USA, 82 min, Digibeta NTSC, 2007
by John Fiege
The cost of filmmaking has gone down greatly over the last few years. Instead of expensive 16 millimeter or prohibitively dear 35, the creation of digital video has dropped the cost to almost nothing. However, filmmaker John Fiege has decided to go it the old fashioned way. Using an old Super-8 camera and film, he and collaborator Anita Grabowski, have created a serviceable documentary on a community of illegal aliens living in Mississippi trailer park.
The title isn't exactly accurate. While the people are there to work in a poultry plant, the plant itself is almost never shown and rarely mentioned.
The reason is probably that Fieg and Grabowski, who's a union organizer based in Texas, have found more important stuff to do. After all, people have lives outside of work, and work outside the plant. In fact the focus of the film, a woman who runs a restaurant of sorts in her trailer for the workers at the plant, hasn't actually worked there in years.

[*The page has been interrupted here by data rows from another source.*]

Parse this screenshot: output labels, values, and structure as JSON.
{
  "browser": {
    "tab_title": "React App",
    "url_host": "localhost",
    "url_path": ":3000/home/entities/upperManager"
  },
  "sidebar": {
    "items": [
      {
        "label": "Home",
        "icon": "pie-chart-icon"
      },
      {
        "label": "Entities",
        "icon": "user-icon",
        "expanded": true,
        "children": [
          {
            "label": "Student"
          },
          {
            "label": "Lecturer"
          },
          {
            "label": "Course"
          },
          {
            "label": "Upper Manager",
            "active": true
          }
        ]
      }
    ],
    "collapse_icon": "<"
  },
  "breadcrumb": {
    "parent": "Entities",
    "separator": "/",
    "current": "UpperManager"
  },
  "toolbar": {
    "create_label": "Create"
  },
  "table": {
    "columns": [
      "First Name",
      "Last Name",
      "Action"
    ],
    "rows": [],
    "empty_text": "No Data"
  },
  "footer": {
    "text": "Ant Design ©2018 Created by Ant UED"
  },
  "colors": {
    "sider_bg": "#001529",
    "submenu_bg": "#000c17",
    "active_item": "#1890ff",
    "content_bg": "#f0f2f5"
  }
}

She and her daughter have other problems, as do a number of other illegal aliens working in other jobs, such as construction. Because of their status, most of the people there fall prey to the owner of the trailer park, the cops, and others, all of whom seem to be black or Hispanic themselves.
Other than what seems to be the standard issue problems for the situation, there doesn't seem to be much going on. The people from the union try to make people's life better, the local Catholic church holds a Sunday service in the park, a girl gets in trouble sexually, nothing earth-shattering or anything. While the peak into the lives of others may be interesting, there is nothing compelling here. Next time it might be better to do digital video. It looks better.
This film will probably never see the light of day again.
Straight to the Point
Brazil, 70 min, Digibeta , 2006)
A documentary by
Márcia Derraik and
When my mother was a kid the better part of a century ago, latin music was all the rage. The Rhumba and the Samba and Tango were all over the radio and dance halls. Here in the states, latin beats have faded from the pop charts, but back in their places of origin, the music has continued as strong as ever, but have evolved into something extremely different., as this documentary clearly shows.
Bezerra da Silva, a Brazilian music legend known as the father of “gangsta samba” has been recording the improvisations of his friends from the 'hood' in the slums just outside of Rio de Jenaro for quite a few decades, and it's these guys who filmmakers Márcia Derraik and Simplício Neto concentrate on. If they're lucky they have day jobs, if not, they are indigent, but all seem to be extremely opinionated and relatively content.
They also seem to be getting on in years.
What the filmmakers do is have the writer sing the song, then explain how it was written and then there's a discussion of what it all means. There are also short video type things using footage from old movies and newsreels. It works rather well as far as it goes.
What makes this a revelation is the lyrics. This is heavy stuff, mostly about guns and sex and going to jail. Quite a few of the interviewees have written angry tales of how they want to kill “snitches” in particularly nasty ways. They also don't like posers very much. This is just a bunch of old guys hanging out, and with the peppy samba beat, the time goes by really quickly. Someone said this was a Brazilian “Buena Vista Social Club” and it is. There's nothing like the standards, especially if you've never heard them before.